An einem Abstecher auf den „Kocher-Jagst“-Radweg kommen wir nicht umhin. Räder ausleihen und ein paar Kilometer strampeln oder besser gesagt, gemütlich durch das idyllische Jagsttal radeln. Beginnen z.B. in Mulfingen oder Dörzbach und unbedingt Ailringen einen Besuch abstatten. Ein kleiner Ort, in dem es genau eine Sehenswürdigkeit gibt, das alte Fachwerkhaus. Aber dafür interessieren wir uns nicht großartig, wir wollen zur „Alten Post“, ein kleines Hotel nebst Sternegastronomie.Koch Olaf Pruckner wirbelt hier die Küche durcheinander und sorgt dafür,das die kleine Gemeinde zum Anlauf- und Treffpunkt aller Gourmets wird. Abends kann es eng werden, wenn man nicht reserviert hat. Übrigens, wer nicht Radfahren mag, kann auch die Kanuvariante wählen oder beim Angeln die Seele baumeln lassen. Wir bevorzugen jedoch die Zweiradvariante und steuern geradewegs die Jagstmühle in Heimhausen an. Eine von mehreren Mühlen im Tal und zu einem kleinen Hotel mit Tagungsmöglichkeit umgebaut. Entspannt im Mühlgarten sitzen und dem Plätschern des abgezwackten Mühlbaches zuhören… und natürlich deftig speisen! Das mit dem deftig trinken ersparen wir uns an dieser Stelle, schließlich müssen noch ein paar Kilometer gestrampelt werden. Ziel ist der Ort Bächlingen/Langenburg. Es gibt eine Badestelle, um nach der Radfahrt abzukühlen oder man erfrischt sich bei Kaffee und Kuchen. Für die Kulturbeflissenen, die noch nicht genug Kilometer im Sattel verbracht haben, empfiehlt sich auch die Fahrt hoch zum Schloß Langenburg. Wer allerdings Geschichts- und Kulturbeflissen ist, hat auch schon im Örtchen Unterregenbach gestoppt, um sich dem „Rätsel“ auf die Spur zu kommen. Eine Ausgrabungsstätte, die Grundmauern einer Kirche zu Tage brachte, ist erstens nichts besonderes und zweitens noch lange kein Rätsel.

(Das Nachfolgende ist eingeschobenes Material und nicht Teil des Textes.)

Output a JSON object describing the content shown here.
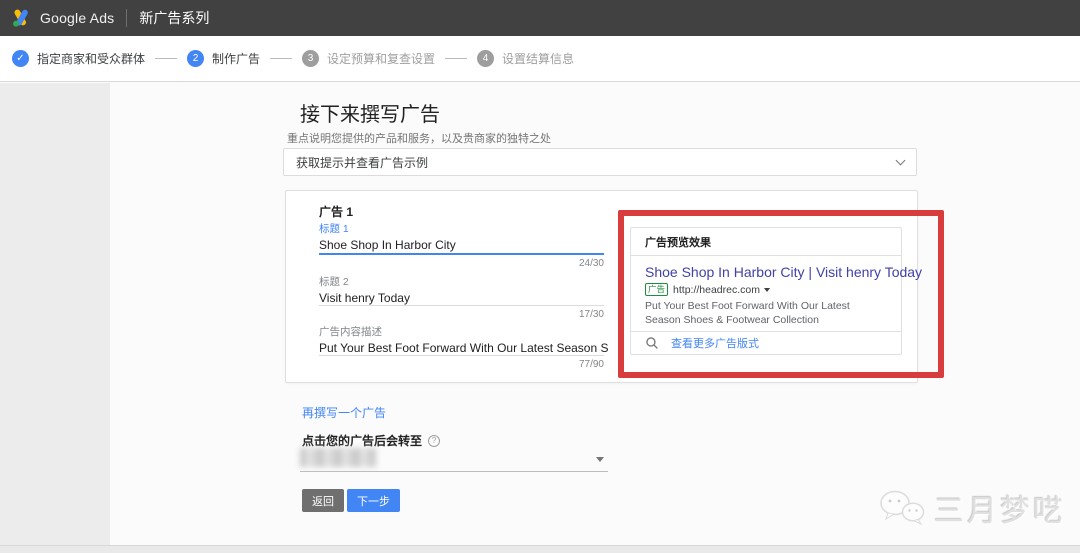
{
  "topbar": {
    "brand": "Google Ads",
    "title": "新广告系列"
  },
  "stepper": {
    "steps": [
      {
        "num": "",
        "label": "指定商家和受众群体",
        "state": "done"
      },
      {
        "num": "2",
        "label": "制作广告",
        "state": "active"
      },
      {
        "num": "3",
        "label": "设定预算和复查设置",
        "state": "pending"
      },
      {
        "num": "4",
        "label": "设置结算信息",
        "state": "pending"
      }
    ]
  },
  "main": {
    "heading": "接下来撰写广告",
    "subheading": "重点说明您提供的产品和服务，以及贵商家的独特之处",
    "tips_dropdown_label": "获取提示并查看广告示例",
    "ad_card": {
      "title": "广告 1",
      "fields": [
        {
          "label": "标题 1",
          "value": "Shoe Shop In Harbor City",
          "counter": "24/30"
        },
        {
          "label": "标题 2",
          "value": "Visit henry Today",
          "counter": "17/30"
        },
        {
          "label": "广告内容描述",
          "value": "Put Your Best Foot Forward With Our Latest Season Shoes & Footwear Collec",
          "counter": "77/90"
        }
      ]
    },
    "preview": {
      "header": "广告预览效果",
      "ad_title": "Shoe Shop In Harbor City | Visit henry Today",
      "ad_badge": "广告",
      "ad_url": "http://headrec.com",
      "ad_description": "Put Your Best Foot Forward With Our Latest Season Shoes & Footwear Collection",
      "more_formats_label": "查看更多广告版式"
    },
    "add_ad_link": "再撰写一个广告",
    "destination_label": "点击您的广告后会转至",
    "back_button": "返回",
    "next_button": "下一步"
  },
  "watermark": "三月梦呓",
  "icons": {
    "check": "✓",
    "help": "?"
  },
  "colors": {
    "accent_blue": "#4285f4",
    "highlight_red": "#d93c3c",
    "badge_green": "#1e8e3e",
    "ad_title_indigo": "#4141a7",
    "topbar_grey": "#414141"
  }
}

Wenn die Abmessungen allerdings gigantisch sind und die Datierung auf eine Zeit deutet, in der solch Kollossalbauten – wenn überhaupt – nur in den wichtigsten Reichsstädten in Angriff genommen wurden, dann ist es ein Rätsel, welches gemeinhin alte Archive lösen, in diesem besonderen Fall kirchliche. Nur hier: Fehlanzeige! Es gibt kein einzigen Hinweis.

Schwäbisch Hall, Endstation unserer Reise, nicht der Route. Diese führt noch weiter nach Mainhardt und Aalen. In der Bausparstadt checken wir ein im Hotel Hohenlohe. Dafür gibt es gleich mehrere Gründe. Das Bad im Haus, die Aussicht quer über die Kocher auf die malerische Altstadt und gute Erreichbarkeit an der Einfallstraße nach Schwäbisch Hall… Zudem sind wir in Sachen Wellness unterwegs und im Hause befindet sich Massagen, besonders interessant und exotisch eine Klangmassage, sowie das Gesundheitszentrum Solino mit integriertem Kosmetikinstitut. Das Hotel lädt somit zum „Einigeln“ ein, doch Schwäbisch Hall ist dafür zu interessant. Fachwerkhäuser, die heutzutage unter die Richtlinie für Hochhäuser fallen, die Tradition der Salzsieder, Feste, Aufführungen und Museen… Selbst für moderne Kunstliebhaber, die sich weder für Baden/Wellness noch geschichtsträchtige Innenstädte interessieren, hat die Stadt etwas zu bieten: Die Kunsthalle Würth ist 2001 eröffnet worden und lockt eine internationale Klientel nach Schwäbisch Hall, die sich für moderne Kunst des 20./21.Jahrhunderts interessiert.